I nodded agreement. “Not very likely.”

“We managed to keep your little escapade in Thomas Street out of the media. No word from the allegedly ‘Real’ IRA about it, so it looks like they were tagalongs.”

“That’s nice. … Do me a favor and get them anyway.”

“We’ll try. … I noticed, by the way, you didn’t have your shillelagh with you on the stage tonight.”

“No time to pick it up off the floor,” I said lamely.

His wife appeared with diet Cokes for the two of us and slipped away. She had apparently been told that her husband needed a word or two with me.

“You have a tough decision ahead of you, Dermot Michael.”

“Do I now?” I said, sipping at the Coke.

“Your wife is a beautiful and incredibly gifted young woman.”

“Funny that you should mention it, but I noticed the same thing.”

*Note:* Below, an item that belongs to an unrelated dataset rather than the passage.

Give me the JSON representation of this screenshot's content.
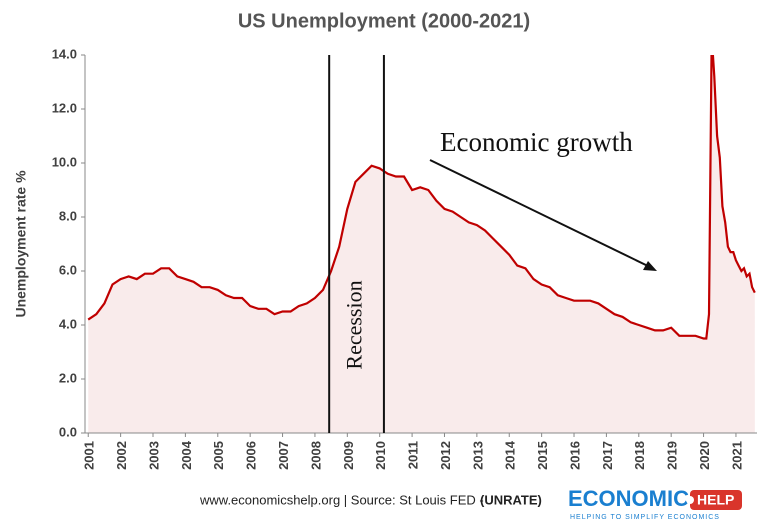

“Her performance tonight was a tour de force if I’ve ever seen one. She knows what Catholic Ireland really is because it’s all there in her Celtic soul. Your man over at Drumcondra ought to hire her to teach religion on RTE every night of the week.”

He was referring to Dublin’s hand-wringing archbishop.

“He won’t be that smart.”

“Probably not. … Incidentally, if you haven’t heard already, RTE cut off your man just as he started to talk. He has a bit of reputation, you know.”

“I didn’t know.”

“But my point is …”

He said “pint” of course.

“Yes?”

“I’m not making excuses for our failures so far. Still, the point is that she is so spectacular that she is bound to stir up resentment not only here but back in America, too. I don’t think she understands that or ever will.”

“I very much doubt that she could imagine such twisted perceptions.”

“You saw how the witches from the media treated her at the airport. They hated her because she was beautiful and brilliant and happy and had a wonderful husband.”

“Yeah?”

Wonderful, indeed!

“They had to lay off because she put them down and because she won everybody’s sympathy with that show over above at the Grand Canal. The reviews will be good tomorrow because if anyone attacks her just now they’ll be laughed off this island. But once she’s back in Chicago they’ll start in again.”

“Sick!” I exploded.

“ ’Tis all of that,” he sighed. “Envy is a great sickness.”

“Where does my decision come in?”

“Whether she goes on with her career. If she does, there will be a lot of sick people who will want to hurt her.”

That was true enough.

We both glanced across the room. Riding the crest of a wave of triumph, Nuala was dancing with her da.

“You think I can stop her?”

He shook his head sadly. “Of course not.”